The Mantells’ housekeeper, who had hidden upstairs and hadn’t tied anyone to a chair, had apparently spilled the whole story to the reporters, so the next morning’s paper was a page-turner. Holly lay on the floor under the Christmas tree and read it aloud while Sarah made breakfast.

“Charles Mantell was covering up his father’s scandal at the cost of a man’s life,” she read. “Jacob Tyler was threatening to expose THE TRUTH: Charles Mantell’s father, the late Thomas Mantell, had secretly fathered a pair of girls in Oxford, bringing the future of the Mantell fortune into question! The Sutton girls - hey, that’s you! Sarah, this is about you and mom!”

“Wait,” said March. “Sarah, are you and Hannah . . . heiresses?”

“So the paper says,” said Sarah, not sounding impressed. “We’ll see if I’ll ever see a dime.”

Holly sat up. “So I’M an heiress too?” she said.
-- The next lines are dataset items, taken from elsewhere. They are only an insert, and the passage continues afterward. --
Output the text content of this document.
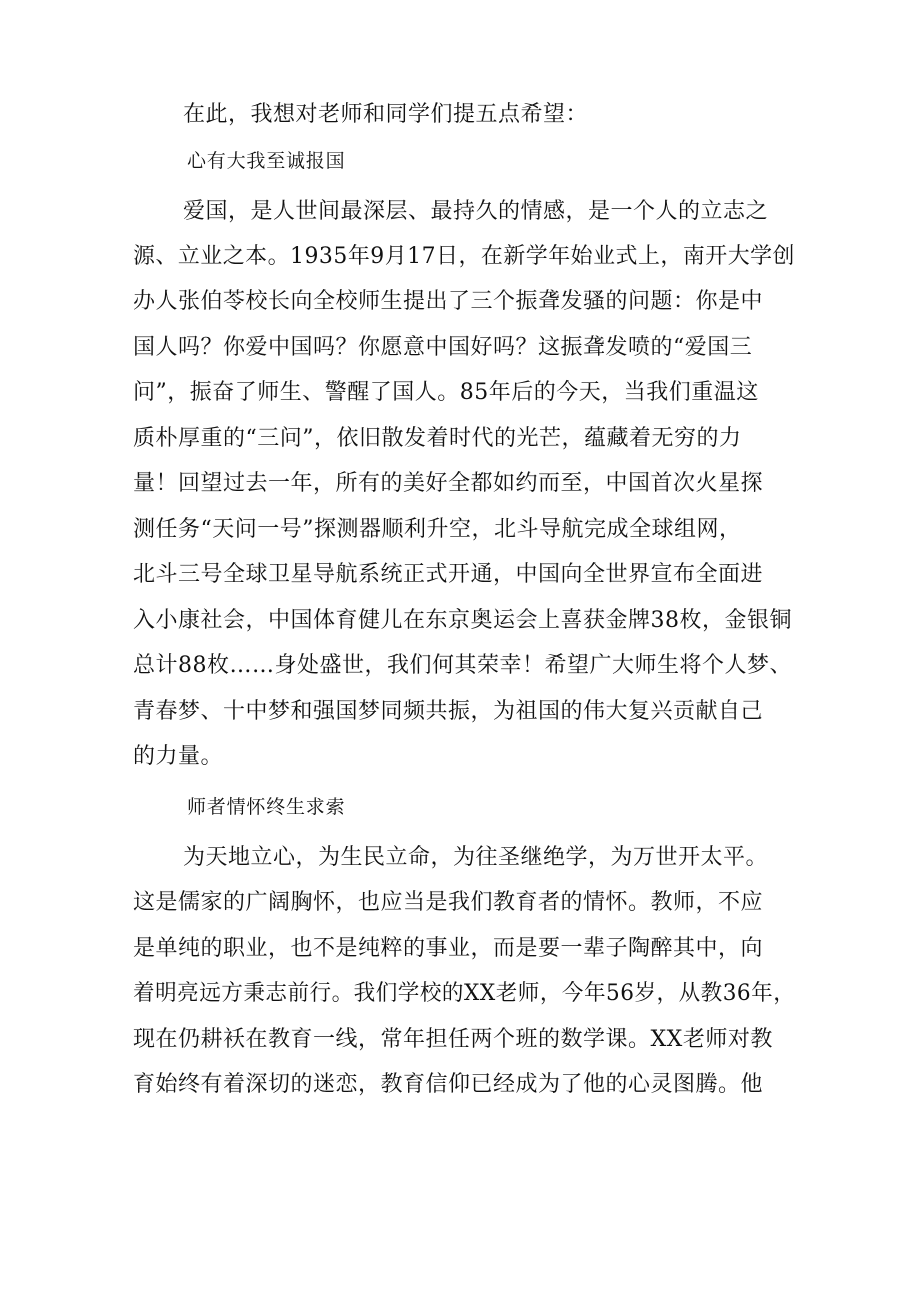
在此，我想对老师和同学们提五点希望：
心有大我至诚报国
爱国，是人世间最深层、最持久的情感，是一个人的立志之
源、立业之本。1935年9月17日，在新学年始业式上，南开大学创
办人张伯苓校长向全校师生提出了三个振聋发骚的问题：你是中
国人吗？你爱中国吗？你愿意中国好吗？这振聋发喷的“爱国三
问”，振奋了师生、警醒了国人。85年后的今天，当我们重温这
质朴厚重的“三问”，依旧散发着时代的光芒，蕴藏着无穷的力
量！回望过去一年，所有的美好全都如约而至，中国首次火星探
测任务“天问一号”探测器顺利升空，北斗导航完成全球组网，
北斗三号全球卫星导航系统正式开通，中国向全世界宣布全面进
入小康社会，中国体育健儿在东京奥运会上喜获金牌38枚，金银铜
总计88枚……身处盛世，我们何其荣幸！希望广大师生将个人梦、
青春梦、十中梦和强国梦同频共振，为祖国的伟大复兴贡献自己
的力量。
师者情怀终生求索
为天地立心，为生民立命，为往圣继绝学，为万世开太平。
这是儒家的广阔胸怀，也应当是我们教育者的情怀。教师，不应
是单纯的职业，也不是纯粹的事业，而是要一辈子陶醉其中，向
着明亮远方秉志前行。我们学校的XX老师，今年56岁，从教36年，
现在仍耕袄在教育一线，常年担任两个班的数学课。XX老师对教
育始终有着深切的迷恋，教育信仰已经成为了他的心灵图腾。他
Then she made a face. “And Charles Mantell is my cousin?”

“He’s your half-uncle,” said Healy.

“Ew,” said Holly.

“We can’t choose our family,” said Sarah. She finished setting plates out on the table. “Holly, breakfast is ready.”

Holly got up, passed the newspaper to Healy, and scooted her chair in in front of her plate. Her dad leaned over her to grab a cookie and said, “So, about our payment.”

“Dad,” said Holly.

Aunt Sarah shrugged. “You can stay here as long as the police need you, but I can’t pay your fee unless I really do get the Mantell fortune. I spent all I could afford to flying you over here.”

“I knew it,” said March.

“Our return flight isn’t transferable,” said Healy. “We’ll need to buy separate return tickets.”

“That I can help you with,” said Sarah. “My friend has a case for you. She said her daughter’s new boyfriend is hiding something. She doesn’t know if he’s hiding a wife . . . or covering up a murder.”

“Dad! Can we? Please?” said Holly.

March pointed his fork at Sarah. “Very Miss Marple. We’ll take it.”